For Michelle, a big part of that loneliness was down to the unexpected identity crisis that comes with becoming a mother, and not having anyone who would really understand what that was like. “The strongest feeling was that I’d really lost my identity, I wasn’t really sure who Michelle the Mother was. Admitting how I felt about the start of motherhood was not something I felt able to share at the time. I didn’t feel that it was socially acceptable to say “it’s really tough, and it’s not exactly what I thought it would be”. I would share snippets with my friends, or my husband, but I didn’t really know how to articulate the feeling that I was lonely, and felt like I was faking it as a competent, together mother. Wherever I looked, I didn’t see anyone who seemed to be feeling the same way as me.”
The importance of community when raising a child is often overlooked. While it’s no secret that motherhood is challenging, overwhelming and at times downright scary, all of that becomes a little bit more manageable when you have a support network who really get you, and know what you’re going through. But it’s easier said than done, and Kennedy knows from experience how hard it is to truly connect with other mothers. “You try lots of different things,” she says. “You try to be an extrovert even if you don’t feel like one, in order to find someone to spend time with! Making mum friends was terrifying, and difficult.”

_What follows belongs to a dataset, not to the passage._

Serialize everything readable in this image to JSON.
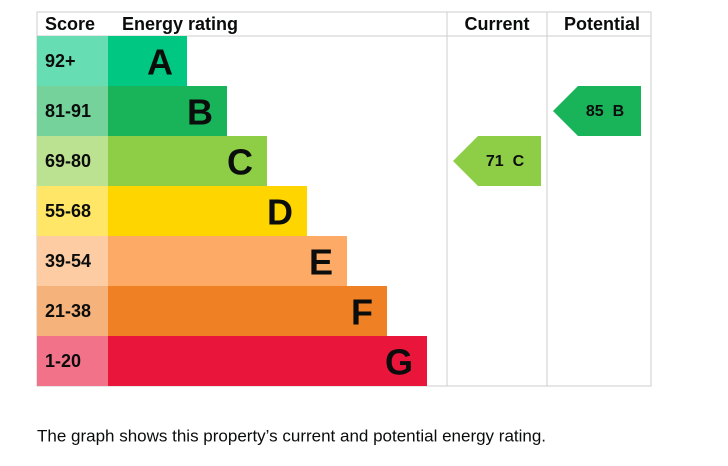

Making friends as an adult is difficult enough, but it’s even harder when you’re dealing with the difficulties of motherhood. It’s made even more challenging when you’re pressured by the cultural assumption that women will get along just because they have kids, something that in itself says a lot about how we think of motherhood. The notion that women lose their identity as soon as they procreate, and take on the role of “Mum”, does a huge disservice to women, and makes socialising that much more complicated.
“There are so many different types of women, who all have different interests, values, points of view. Of course, not all mums are the same,” explains Michelle. “That artificial coming together because “you're a mum, I’m a mum, we need to hang out” can be awkward and forced, and make you feel lonely all over again,” she says, recounting how she tried NCT groups but was left feeling like she didn’t fit in with other mums.
She couldn’t relate to the portrayal of motherhood she was introduced to, and found there were no tools to communicate with mothers on her same wavelength. So she decided to take matters in her own hand, creating Peanut as a modern way for new-gen mums to connect, offering a solution to outdated Facebook groups and Mumsnet forums (challenging the stereotype that mums don’t know how to use technology).
In the two years since Peanut first launched, it has amassed over 650,000 users, whom Kennedy says are looking for nothing more than “a community, a sense of belonging, a sense of feeling normal, and wanting to find other women at a similar life stage.”
The app is redefining our understanding of motherhood, but Kennedy says there’s still a way to go. “Things are getting better, we’re already speaking about it in a different way to when we launched Peanut...but until women can really speak openly about the issues affecting them, pregnancy at work, maternity leave, the motherhood tax, we must keep the conversation going!”